Grande-Bretagne - Chômeurs, précarité : Ségolène Royal et Sarkozy admirent Blair16/02/20072007Journal/medias/journalnumero/images/2007/02/une2011.jpg.445x577_q85_box-0%2C104%2C1383%2C1896_crop_detail.jpg

Dans le monde

Grande-Bretagne - Chômeurs, précarité : Ségolène Royal et Sarkozy admirent Blair

Ségolène Royal avait déjà fait connaître son admiration pour le gouvernement Blair. Sarkozy, en visite en Grande-Bretagne le 30 janvier, a tenu à ne pas être en reste, visitant une agence de l'emploi pour y vanter le «succès» de Blair face au chômage, preuve, selon lui, que «le plein emploi est possible».

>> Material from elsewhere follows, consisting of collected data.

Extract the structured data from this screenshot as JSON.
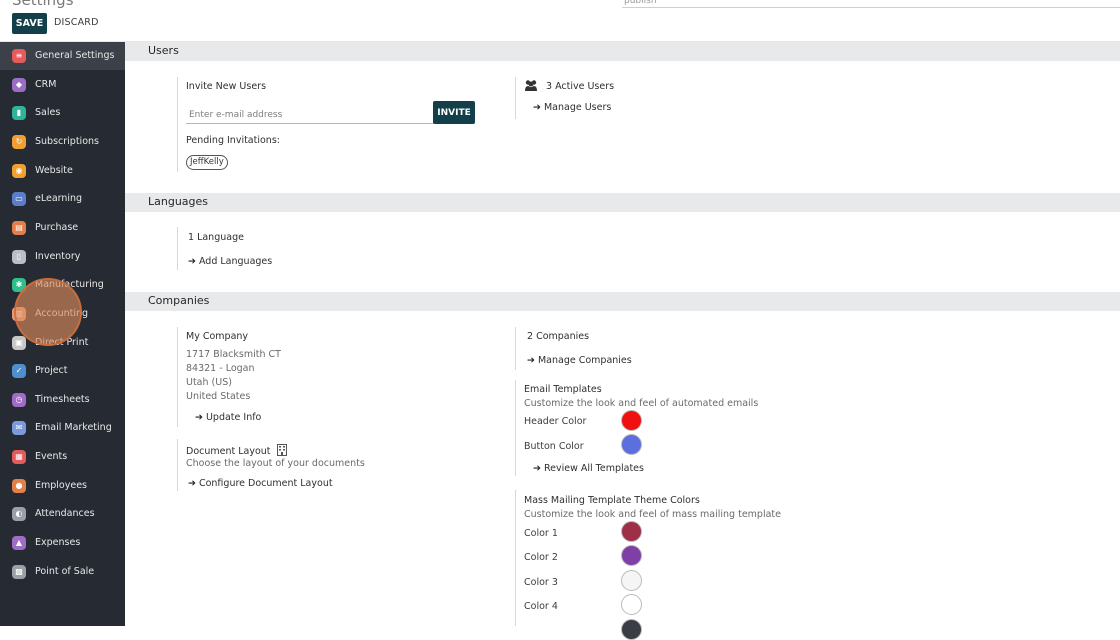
{
  "header": {
    "title": "Settings",
    "search_value": "publish"
  },
  "toolbar": {
    "save_label": "SAVE",
    "discard_label": "DISCARD"
  },
  "sidebar": {
    "items": [
      {
        "label": "General Settings",
        "color": "#e35b5b",
        "glyph": "≡"
      },
      {
        "label": "CRM",
        "color": "#9c6dc7",
        "glyph": "◆"
      },
      {
        "label": "Sales",
        "color": "#2fb49b",
        "glyph": "▮"
      },
      {
        "label": "Subscriptions",
        "color": "#f0a030",
        "glyph": "↻"
      },
      {
        "label": "Website",
        "color": "#f0a030",
        "glyph": "◉"
      },
      {
        "label": "eLearning",
        "color": "#5a7fc8",
        "glyph": "▭"
      },
      {
        "label": "Purchase",
        "color": "#e27f4a",
        "glyph": "▤"
      },
      {
        "label": "Inventory",
        "color": "#b9bec8",
        "glyph": "▯"
      },
      {
        "label": "Manufacturing",
        "color": "#2fbf8a",
        "glyph": "✱"
      },
      {
        "label": "Accounting",
        "color": "#e89a78",
        "glyph": "▥"
      },
      {
        "label": "Direct Print",
        "color": "#c7c7c7",
        "glyph": "▣"
      },
      {
        "label": "Project",
        "color": "#4f8fd0",
        "glyph": "✓"
      },
      {
        "label": "Timesheets",
        "color": "#a06cc6",
        "glyph": "◷"
      },
      {
        "label": "Email Marketing",
        "color": "#7c99d9",
        "glyph": "✉"
      },
      {
        "label": "Events",
        "color": "#e35b5b",
        "glyph": "▦"
      },
      {
        "label": "Employees",
        "color": "#e27f4a",
        "glyph": "●"
      },
      {
        "label": "Attendances",
        "color": "#9aa0a8",
        "glyph": "◐"
      },
      {
        "label": "Expenses",
        "color": "#a06cc6",
        "glyph": "▲"
      },
      {
        "label": "Point of Sale",
        "color": "#9aa0a8",
        "glyph": "▩"
      }
    ]
  },
  "users": {
    "section_title": "Users",
    "invite_label": "Invite New Users",
    "email_placeholder": "Enter e-mail address",
    "invite_button": "INVITE",
    "pending_label": "Pending Invitations:",
    "pending_user": "JeffKelly",
    "active_users": "3 Active Users",
    "manage_users": "Manage Users"
  },
  "languages": {
    "section_title": "Languages",
    "count": "1 Language",
    "add": "Add Languages"
  },
  "companies": {
    "section_title": "Companies",
    "company_name": "My Company",
    "address": [
      "1717 Blacksmith CT",
      "84321 - Logan",
      "Utah (US)",
      "United States"
    ],
    "update_info": "Update Info",
    "doc_layout_title": "Document Layout",
    "doc_layout_desc": "Choose the layout of your documents",
    "configure_layout": "Configure Document Layout",
    "companies_count": "2 Companies",
    "manage_companies": "Manage Companies",
    "email_templates_title": "Email Templates",
    "email_templates_desc": "Customize the look and feel of automated emails",
    "header_color_label": "Header Color",
    "header_color": "#f01010",
    "button_color_label": "Button Color",
    "button_color": "#5d6fdf",
    "review_templates": "Review All Templates",
    "mass_title": "Mass Mailing Template Theme Colors",
    "mass_desc": "Customize the look and feel of mass mailing template",
    "color1_label": "Color 1",
    "color1": "#9e2f47",
    "color2_label": "Color 2",
    "color2": "#7e3fa6",
    "color3_label": "Color 3",
    "color3": "#f5f5f5",
    "color4_label": "Color 4",
    "color4": "#ffffff",
    "color5": "#3a3d45"
  }
}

Sarkozy s'est bien gardé de préciser le véritable contenu de ce «succès». Le taux de chômage britannique (5,5% de la population en âge de travailler) est bien inférieur à celui de la France, non pas tant parce que les chômeurs y sont moins nombreux, mais parce qu'une grande partie d'entre eux ne figurent plus dans les statistiques.

Après leur retour au pouvoir, en 1997, les travaillistes ont entrepris d'accentuer le caractère répressif de l'indemnisation du chômage. D'abord, les prolongements exceptionnels d'indemnités au-delà des six mois auxquels chacun avait droit furent supprimés. Puis vinrent les «conseillers individuels». Sous prétexte «d'aider» les chômeurs, ces conseillers multiplièrent les pressions pour les amener à prendre le premier emploi venu, fût-ce pour quelques heures par semaine au salaire minimum.

Avec la réforme de l'aide sociale qui suivit, les allocations destinées auparavant aux foyers les plus pauvres disparurent. Elles furent remplacées par des allocation réservées aux seuls foyers dont un membre au moins avait du travail. En même temps, les chômeurs se virent signifier l'obligation de prendre le premier «emploi» venu, précaire ou pas, sous peine de perdre leurs indemnités.

Pour le patronat, l'opération était tout bénéfice. Il avait ainsi à sa disposition un vaste pool de «bouche-trous» potentiels pour faire face aux à-coups de production, qu'il pouvait payer au salaire minimum. Cela entraîna la multiplication des emplois précaires, non seulement à mi-temps, mais de quelques heures par semaine, voire sans horaire, en astreinte permanente (comme les contrats «zéro heure» de certaines chaînes de fast-food).

Un nombre croissant de chômeurs se sont ainsi retrouvés à faire quelques heures ici ou là, pour toucher l'équivalent des allocations chômage grâce à l'aide sociale. Ces heures ne suffisent pas à les sortir de leur condition de chômeurs, mais elles suffisent à les sortir des statistiques. D'autant que pour ces précaires, il n'est plus question d'aller pointer au chômage lorsqu'ils se retrouvent totalement sans travail, car ils ne parviennent que rarement à cumuler assez d'heures au cours du mois écoulé pour avoir droit à des indemnités.

Tel est le principal mécanisme par lequel le gouvernement Blair a «résorbé» le chômage en Grande-Bretagne. Pour parfaire l'illusion, toute une série de manipulations statistiques sont mises en oeuvre. L'une, par exemple, considère comme «employé» quiconque a effectué au moins une heure d'activité salariée dans la semaine écoulée, tandis que ne sont comptés comme «chômeurs» que ceux qui n'ont eu aucun travail salarié pendant quatre semaines!

Au total, entre le million de chômeurs indemnisés, les 800 000 chômeurs considérés comme tels mais qui ont épuisé leurs droits, les chômeurs de plus de 50 ans classés en invalidité par les services sociaux (autour de 600000) et les travailleurs en grande précarité (estimés à un quart des 8 millions de temps partiel), on arrive à un total de chômeurs réels autour de 4,5 millions, supérieur à ce qu'il était en 1997.

Un exemple tout récent parle plus que bien des statistiques. Selon une étude des syndicats de l'automobile, sur les 6000 ouvriers licenciés de l'usine Rover de Longbridge, lors de sa fermeture il y a deux ans, 1500 n'ont toujours aucune forme d'emploi. Et sur les 4500 qui ont trouvé du travail, un millier survivent dans des emplois précaires payés au salaire minimum.

Dans la Grande-Bretagne de Blair, ce n'est pas le «plein emploi», c'est la précarisation plein pot. Mais en fait, c'est bien cela que Sarkozy, et aussi le Medef, envient tant à Blair.